Nose flicks aren’t uncommon as they remain to be the safest way to wake Dick up from deadman snoozes without ending up with the blankets flung over your head or a kick in the face. Still, they aren’t very nice and Dick doesn’t appreciate them. At all.
He slips out of the room without alerting Abby to his reckless invasion of her privacy—though he thinks that she should know better than to crash-land herself in a vigilante’s home and then stay the whole night. That’s just dangerous. Really. She’s asking for trouble (of the mischievous sort!)

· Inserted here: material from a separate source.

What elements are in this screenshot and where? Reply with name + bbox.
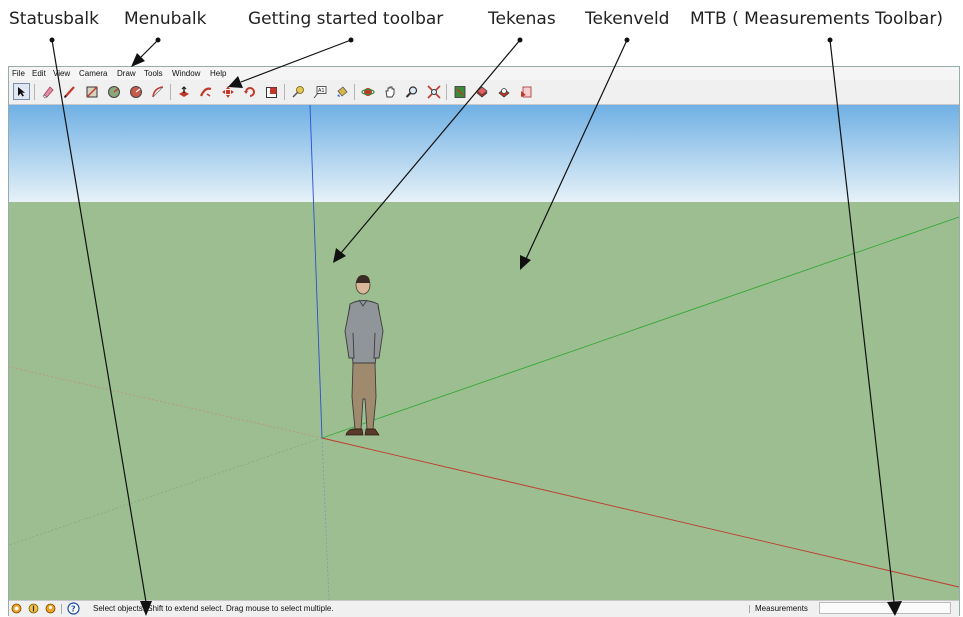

“I had full intentions to wake Arienne up,” he says as he intertwines his arm with Jason’s. “But your bed is just so soft so when I sat down and Roxy was there… It was fate to fall asleep again, J-Lo.”
If one boy could contain the entire sun, Dick Grayson was it, despite the Richard comment. (How impolite.) Even in the dead of the morning, he is a cheerful ray of bright and exuberant optimism. So, with a skip in his step he joins the his pseudo brother in the kitchen, hovering over the mercenary as he busies himself with taking out various pans and ingredients.
Whenever Dick was anxious, guilty, or just feeling awkward, he talked. A lot. So the ridiculous stream of verbage that was spewing out of his mouth wasn’t a surprise, or even something out of the ordinary; that didn’t, however, make it any less tolerable.
"Hey, Richard. Hush.”
Bacon went into the pan, popping merrily as it cooked. The sun, now fully risen, blazed in the morning sky. Jason could hear his shower running, and Roxy sniffing around for dropped morsels of food.
All in all, not a bad way to start the day.
“Richard? Why are you on top of the mantle?”